In advanced PDR, the new vessels are accompanied by fibrous tissue and grow from the retinal surface into the vitreous cavity to form fibrovascular membranes. Several studies have demonstrated that the vitreous plays a role in the pathogenesis of PDR. Hyperglycemia causes changes in type 2 collagen in the vitreous, leading to liquefaction and vitreous syneresis. Additionally, hypoxia and resultant abundance of growth factors lead to a thickening of the posterior vitreous cortex. The resulting vitreous instability due to loss of the gel state without dehiscence at the vitreoretinal interface may induce retinal traction. Such traction may not only lead to retinal tears but may also contribute to the neovascular process. In support of this theory, the development of PDR is rare if the vitreous has detached completely, presumably since the scaffold for proliferating cells is removed. Liberated serum proteins such as fibronectin accumulate at the junction of attached retina and vitreous and mediate the migration and adhesion of proliferating endothelial cells. In later stages of PDR, contraction of the posterior hyaloid causes rupture of proliferating vessels, vitreous hemorrhage, and traction and/or rhegmatogenous retinal detachment.
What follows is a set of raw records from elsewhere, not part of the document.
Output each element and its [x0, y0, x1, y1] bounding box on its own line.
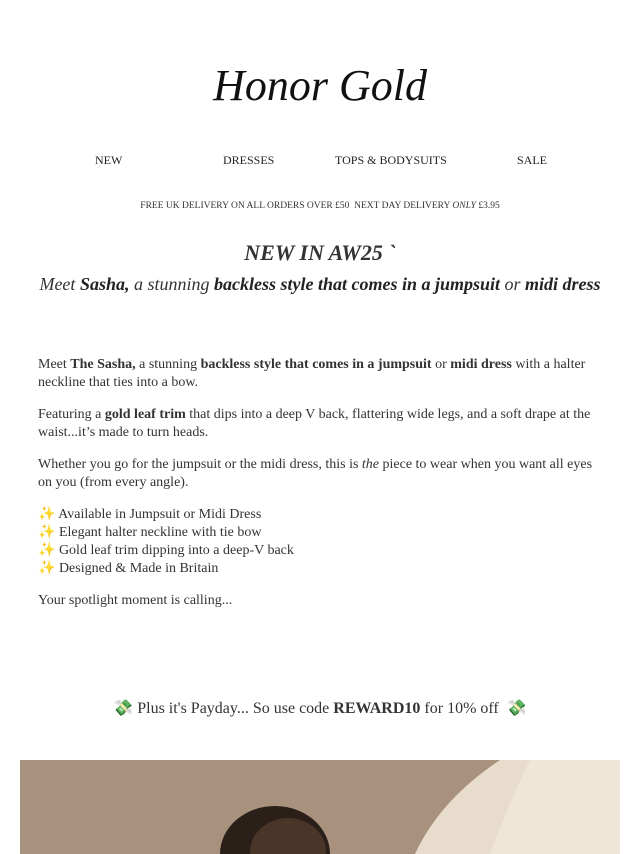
- p3-start: Whether you go for the jumpsuit or the midi dress, this is: [38, 457, 359, 472]
- svg-text:Honor Gold: Honor Gold: [213, 61, 427, 110]
- nav-item-sale[interactable]: SALE: [517, 153, 547, 167]
- product-description: [38, 356, 602, 624]
- money-icon: 💸: [113, 700, 134, 717]
- subhead-meet: Meet: [39, 274, 76, 294]
- page-title: NEW IN AW25 `: [244, 240, 396, 265]
- subhead-midi: midi dress: [525, 274, 601, 294]
- sparkle-icon: ✨: [38, 543, 56, 558]
- feature-item: [38, 560, 602, 578]
- subhead-or: or: [504, 274, 521, 294]
- feature-text: Designed & Made in Britain: [58, 561, 219, 576]
- feature-item: [38, 524, 602, 542]
- hero-image-art: [20, 760, 620, 854]
- discount-code: REWARD10: [333, 700, 421, 717]
- sparkle-icon: ✨: [38, 507, 56, 522]
- next-day-only: ONLY: [452, 201, 476, 211]
- feature-item: [38, 506, 602, 524]
- p2-trim: gold leaf trim: [104, 407, 186, 422]
- subheadline: [0, 274, 640, 295]
- payday-suffix: for 10% off: [424, 700, 499, 717]
- subhead-a-stunning: a stunning: [133, 274, 210, 294]
- next-day-text: NEXT DAY DELIVERY: [354, 201, 451, 211]
- p1-style: backless style that comes in a jumpsuit: [200, 357, 432, 372]
- delivery-promo: [0, 201, 640, 211]
- p3-the: the: [361, 457, 380, 472]
- p1-rest: with a halter neckline that ties into a bow.: [38, 357, 586, 390]
- p1-meet: Meet: [38, 357, 67, 372]
- hero-product-image[interactable]: [20, 760, 620, 854]
- p1-name: The Sasha,: [70, 357, 136, 372]
- discount-code-banner: [0, 698, 640, 718]
- nav-item-dresses[interactable]: DRESSES: [223, 153, 275, 167]
- feature-item: [38, 542, 602, 560]
- p3-rest: piece to wear when you want all eyes on you (from every angle).: [38, 457, 593, 490]
- main-nav: [0, 153, 640, 169]
- brand-logo[interactable]: [0, 56, 640, 126]
- closing-line: Your spotlight moment is calling...: [38, 593, 233, 608]
- delivery-text: FREE UK DELIVERY ON ALL ORDERS OVER £50: [140, 201, 350, 211]
- payday-prefix: Plus it's Payday... So use code: [137, 700, 330, 717]
- feature-text: Gold leaf trim dipping into a deep-V back: [58, 543, 294, 558]
- feature-list: [38, 506, 602, 578]
- subhead-style: backless style that comes in a jumpsuit: [213, 274, 500, 294]
- brand-logo-wordmark: [210, 56, 430, 126]
- next-day-price: £3.95: [478, 201, 500, 211]
- description-paragraph-2: [38, 406, 602, 442]
- description-paragraph-3: [38, 456, 602, 492]
- description-paragraph-1: [38, 356, 602, 392]
- feature-text: Available in Jumpsuit or Midi Dress: [58, 507, 262, 522]
- p2-rest: that dips into a deep V back, flattering wide legs, and a soft drape at the waist...it’s made to turn heads.: [38, 407, 591, 440]
- subhead-name: Sasha,: [79, 274, 130, 294]
- p1-midi: midi dress: [450, 357, 512, 372]
- nav-item-tops-bodysuits[interactable]: TOPS & BODYSUITS: [335, 153, 447, 167]
- feature-text: Elegant halter neckline with tie bow: [58, 525, 262, 540]
- nav-item-new[interactable]: NEW: [95, 153, 123, 167]
- p2-featuring: Featuring a: [38, 407, 102, 422]
- p1-or: or: [435, 357, 447, 372]
- sparkle-icon: ✨: [38, 525, 56, 540]
- sparkle-icon: ✨: [38, 561, 56, 576]
- p1-a-stunning: a stunning: [139, 357, 198, 372]
- money-icon: 💸: [506, 700, 527, 717]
NVI may also occur in PDR. The stimulus for the formation of NVI is the release of vasoactive factors by ischemic retina. The most common causes of NVI are central retinal vein occlusion, diabetes, and ocular ischemic syndrome. Angiogenic factors such as VEGF diffuse anteriorly into the aqueous and stimulate growth of new vessels. The new vessels begin as capillary buds at the inner circle of the iris and then extend radially forming a fine vascular network. The vessels may cross the trabecular meshwork of the angle and block aqueous outflow causing neovascular glaucoma.